One of the reasons is that as bitcoin began to be traded at higher and higher prices, it was increasingly seen as an store of value instead of a currency. Technological issues too, such as a slow transaction rate per second and rising transaction fees, means it is now more attractive for cryptocurrency punters to hold on for the long-term, than to use bitcoin for what it was actually created to do: pay for things.
Besides, there are now more 1,300 other cryptocurrencies in the market, many of them based on much faster technology and lower transaction fees, which makes them more practical to use and own as virtual currencies.

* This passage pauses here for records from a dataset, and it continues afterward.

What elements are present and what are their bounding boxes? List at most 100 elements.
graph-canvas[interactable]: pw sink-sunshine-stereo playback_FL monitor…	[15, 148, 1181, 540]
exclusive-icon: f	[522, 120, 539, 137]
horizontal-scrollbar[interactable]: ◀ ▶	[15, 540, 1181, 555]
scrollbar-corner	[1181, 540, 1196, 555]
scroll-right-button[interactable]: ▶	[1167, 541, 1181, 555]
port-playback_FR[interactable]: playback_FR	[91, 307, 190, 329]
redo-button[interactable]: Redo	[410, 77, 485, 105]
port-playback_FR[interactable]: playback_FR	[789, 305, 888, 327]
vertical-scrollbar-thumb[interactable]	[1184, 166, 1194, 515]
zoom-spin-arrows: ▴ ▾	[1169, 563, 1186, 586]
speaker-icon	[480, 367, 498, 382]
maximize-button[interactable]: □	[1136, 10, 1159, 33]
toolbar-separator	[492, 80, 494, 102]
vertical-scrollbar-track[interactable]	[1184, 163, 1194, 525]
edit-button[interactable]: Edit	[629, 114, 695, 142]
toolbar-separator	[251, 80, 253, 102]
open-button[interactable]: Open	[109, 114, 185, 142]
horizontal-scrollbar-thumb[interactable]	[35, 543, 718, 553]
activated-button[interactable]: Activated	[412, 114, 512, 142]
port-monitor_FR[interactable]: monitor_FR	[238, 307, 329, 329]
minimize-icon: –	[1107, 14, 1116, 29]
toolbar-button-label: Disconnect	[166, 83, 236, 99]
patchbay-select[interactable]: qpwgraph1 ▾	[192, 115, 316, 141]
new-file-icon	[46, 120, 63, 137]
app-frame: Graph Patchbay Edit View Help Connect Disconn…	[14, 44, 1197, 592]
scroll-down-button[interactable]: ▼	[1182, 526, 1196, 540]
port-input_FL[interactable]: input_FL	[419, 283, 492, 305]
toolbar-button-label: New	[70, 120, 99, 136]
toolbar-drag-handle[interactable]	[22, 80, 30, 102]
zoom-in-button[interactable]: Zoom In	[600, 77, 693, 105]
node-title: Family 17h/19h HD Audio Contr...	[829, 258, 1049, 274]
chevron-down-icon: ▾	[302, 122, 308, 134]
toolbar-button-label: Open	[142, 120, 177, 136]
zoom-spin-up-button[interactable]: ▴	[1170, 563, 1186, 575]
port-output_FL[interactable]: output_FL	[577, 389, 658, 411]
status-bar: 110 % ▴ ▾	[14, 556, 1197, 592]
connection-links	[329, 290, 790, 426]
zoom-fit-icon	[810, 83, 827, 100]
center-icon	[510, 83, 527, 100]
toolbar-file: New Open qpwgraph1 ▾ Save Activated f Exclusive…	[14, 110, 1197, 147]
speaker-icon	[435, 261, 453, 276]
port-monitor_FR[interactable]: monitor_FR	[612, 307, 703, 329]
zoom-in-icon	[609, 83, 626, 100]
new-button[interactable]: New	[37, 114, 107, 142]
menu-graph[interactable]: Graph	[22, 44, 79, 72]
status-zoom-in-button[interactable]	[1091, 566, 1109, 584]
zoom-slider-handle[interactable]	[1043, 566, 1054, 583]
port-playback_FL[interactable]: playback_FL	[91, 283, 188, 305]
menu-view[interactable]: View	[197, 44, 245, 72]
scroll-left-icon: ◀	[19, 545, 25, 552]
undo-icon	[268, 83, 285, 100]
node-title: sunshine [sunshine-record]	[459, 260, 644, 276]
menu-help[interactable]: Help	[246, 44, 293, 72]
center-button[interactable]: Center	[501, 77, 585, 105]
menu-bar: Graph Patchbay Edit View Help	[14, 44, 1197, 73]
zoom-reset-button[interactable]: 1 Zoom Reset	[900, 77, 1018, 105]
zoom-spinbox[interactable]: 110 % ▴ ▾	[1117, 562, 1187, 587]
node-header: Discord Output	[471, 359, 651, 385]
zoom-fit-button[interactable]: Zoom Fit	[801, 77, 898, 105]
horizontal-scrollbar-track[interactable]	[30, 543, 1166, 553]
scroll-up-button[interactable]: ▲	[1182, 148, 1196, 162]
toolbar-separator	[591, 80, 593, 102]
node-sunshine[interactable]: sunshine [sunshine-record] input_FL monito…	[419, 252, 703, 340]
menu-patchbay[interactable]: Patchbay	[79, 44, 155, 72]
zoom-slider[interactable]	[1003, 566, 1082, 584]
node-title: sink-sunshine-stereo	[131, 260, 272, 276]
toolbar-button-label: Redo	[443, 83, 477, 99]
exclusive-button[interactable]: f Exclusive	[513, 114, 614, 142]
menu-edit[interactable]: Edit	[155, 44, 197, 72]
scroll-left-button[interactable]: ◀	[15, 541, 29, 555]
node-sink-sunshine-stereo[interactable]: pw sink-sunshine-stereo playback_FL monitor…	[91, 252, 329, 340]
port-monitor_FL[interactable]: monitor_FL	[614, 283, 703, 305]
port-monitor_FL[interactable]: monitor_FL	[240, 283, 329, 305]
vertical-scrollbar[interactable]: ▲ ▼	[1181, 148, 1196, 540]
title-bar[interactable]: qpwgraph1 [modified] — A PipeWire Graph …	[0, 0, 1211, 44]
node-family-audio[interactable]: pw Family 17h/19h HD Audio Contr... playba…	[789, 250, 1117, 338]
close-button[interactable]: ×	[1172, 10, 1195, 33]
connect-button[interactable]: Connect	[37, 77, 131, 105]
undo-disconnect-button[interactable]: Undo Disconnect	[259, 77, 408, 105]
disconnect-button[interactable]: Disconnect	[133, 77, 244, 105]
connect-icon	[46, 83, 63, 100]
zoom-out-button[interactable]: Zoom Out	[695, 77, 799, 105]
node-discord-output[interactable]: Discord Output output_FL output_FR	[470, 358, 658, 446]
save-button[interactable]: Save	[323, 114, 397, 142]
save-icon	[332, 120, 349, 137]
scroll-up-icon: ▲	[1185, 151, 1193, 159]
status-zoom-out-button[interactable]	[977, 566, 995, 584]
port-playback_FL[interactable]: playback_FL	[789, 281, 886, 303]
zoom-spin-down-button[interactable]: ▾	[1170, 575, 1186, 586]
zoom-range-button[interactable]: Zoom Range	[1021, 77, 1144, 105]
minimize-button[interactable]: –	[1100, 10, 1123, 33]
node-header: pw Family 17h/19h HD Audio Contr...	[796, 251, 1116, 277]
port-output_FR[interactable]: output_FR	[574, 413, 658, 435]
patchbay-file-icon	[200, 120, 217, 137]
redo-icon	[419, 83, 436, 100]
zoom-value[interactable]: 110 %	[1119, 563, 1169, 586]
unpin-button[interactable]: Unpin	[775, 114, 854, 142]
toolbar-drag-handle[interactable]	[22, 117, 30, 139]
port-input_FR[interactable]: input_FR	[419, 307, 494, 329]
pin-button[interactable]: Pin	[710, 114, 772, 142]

The rise of new cryptocurrencies
Like bitcoin, these new cryptocurrencies are “independent” currencies whose exchange rates fluctuate freely. They owe their popularity mostly to the fact that they have no central authority, and hence it is infeasible for anyone to take control over the system, “print” the money (to generate inflation), or shut the entire system down.

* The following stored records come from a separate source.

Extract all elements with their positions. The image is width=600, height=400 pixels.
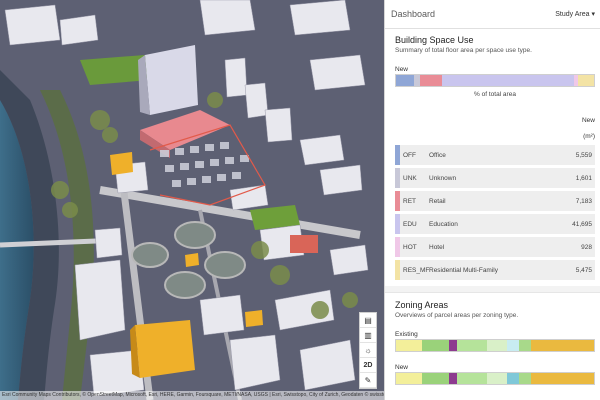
zoning-existing-bar[interactable] [395,339,595,352]
column-header-unit: (m²) [583,133,595,140]
segment-residential[interactable] [578,75,594,86]
segment-office[interactable] [396,75,414,86]
space-use-rows: OFF Office 5,559 UNK Unknown 1,601 RET R… [395,145,595,280]
row-value: 1,601 [575,174,592,182]
bar-label-existing: Existing [395,331,418,338]
swatch [395,237,400,257]
table-row[interactable]: EDU Education 41,695 [395,214,595,234]
row-name: Unknown [429,174,457,182]
row-value: 5,475 [575,266,592,274]
section-title: Building Space Use [395,35,474,45]
study-area-dropdown[interactable]: Study Area ▾ [555,10,595,19]
row-code: RET [403,197,416,205]
row-code: RES_MF [403,266,430,274]
row-value: 928 [581,243,592,251]
swatch [395,191,400,211]
row-code: HOT [403,243,417,251]
building-space-use-section: Building Space Use Summary of total floo… [385,29,600,102]
table-row[interactable]: RET Retail 7,183 [395,191,595,211]
row-value: 7,183 [575,197,592,205]
tall-building [145,45,198,115]
row-name: Hotel [429,243,445,251]
section-title: Zoning Areas [395,300,449,310]
panel-header: Dashboard Study Area ▾ [385,0,600,29]
table-row[interactable]: OFF Office 5,559 [395,145,595,165]
map-toolbar: ▤ ▥ ☼ 2D ✎ [359,312,377,389]
highlight-building [110,152,133,175]
axis-label: % of total area [474,91,516,98]
section-description: Summary of total floor area per space us… [395,47,532,54]
bar-label-new: New [395,364,409,371]
table-row[interactable]: HOT Hotel 928 [395,237,595,257]
row-name: Residential Multi-Family [429,266,498,274]
section-description: Overviews of parcel areas per zoning typ… [395,312,519,319]
swatch [395,168,400,188]
edit-icon[interactable]: ✎ [360,373,376,388]
column-header-new: New [581,117,595,124]
dashboard-title: Dashboard [391,9,436,19]
layers-icon[interactable]: ▤ [360,313,376,328]
row-name: Retail [429,197,446,205]
segment-education[interactable] [441,75,575,86]
column-header: New (m²) [395,116,595,142]
row-code: OFF [403,151,416,159]
study-area-label: Study Area [555,10,590,18]
table-row[interactable]: UNK Unknown 1,601 [395,168,595,188]
map-scene [0,0,384,400]
row-name: Education [429,220,458,228]
zoning-areas-section: Zoning Areas Overviews of parcel areas p… [385,292,600,400]
dashboard-panel: Dashboard Study Area ▾ Building Space Us… [384,0,600,400]
row-code: EDU [403,220,417,228]
swatch [395,214,400,234]
space-use-table: New (m²) OFF Office 5,559 UNK Unknown 1,… [385,102,600,286]
segment-retail[interactable] [419,75,442,86]
row-code: UNK [403,174,417,182]
scene-map-view[interactable]: ▤ ▥ ☼ 2D ✎ Esri Community Maps Contribut… [0,0,384,400]
bar-label-new: New [395,66,409,73]
zoning-new-bar[interactable] [395,372,595,385]
row-value: 5,559 [575,151,592,159]
map-attribution: Esri Community Maps Contributors, © Open… [0,391,384,400]
row-name: Office [429,151,446,159]
table-row[interactable]: RES_MF Residential Multi-Family 5,475 [395,260,595,280]
daylight-icon[interactable]: ☼ [360,343,376,358]
swatch [395,145,400,165]
view-2d-button[interactable]: 2D [360,358,376,373]
measure-icon[interactable]: ▥ [360,328,376,343]
space-use-stacked-bar[interactable] [395,74,595,87]
swatch [395,260,400,280]
row-value: 41,695 [572,220,592,228]
caret-down-icon: ▾ [591,11,595,18]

The majority of them are made available to the public globally via what is called Initial Coin Offerings (ICOs), which is akin to Initial Public Offerings (IPOs) held by corporations. A total of 235 ICOs were launched in 2017, raising a total of 3.7 billion dollars.
Virtually everyone who hasn’t been living under a rock has heard of these ICOs and the amount of capital they raised in short amounts of time, which is unprecedented in the history of capitalism.
But experts caution that most cryptocurrencies, including bitcoin, are overvalued, and that the ‘bubble’ for bitcoin itself will burst as it has not fulfilled its purpose as a currency.
Despite this, people are still buying many new cryptocurrencies during ICOs, as they want to cash in on the promise of quick and easy gains. However, many crooks too have jumped into the game, and many companies launching ICOs have inexperienced people at their helms as well.
How to choose a safe ICO
So, before buying into a new ICO however, ask yourself these four questions:
1. Does the ICO’s white paper inspire you with its vision? Or do you feel like you are afraid to miss out on value creation if you do not take part in it? This is the primary tactic scammers use to manipulate readers.
2. What is the team’s track record, reputation and trustworthiness?
3. Does that business or use case really require blockchain? Or is it simply using the word to generate buzz and raise capital?
4. Is it the onlu company delivering this kind of product? How does this company intend to differentiate itself from the rest in future?
Not all ICOs will make money in the long term; not all ICOs are scams. So do your due diligence before committing your hard earned money.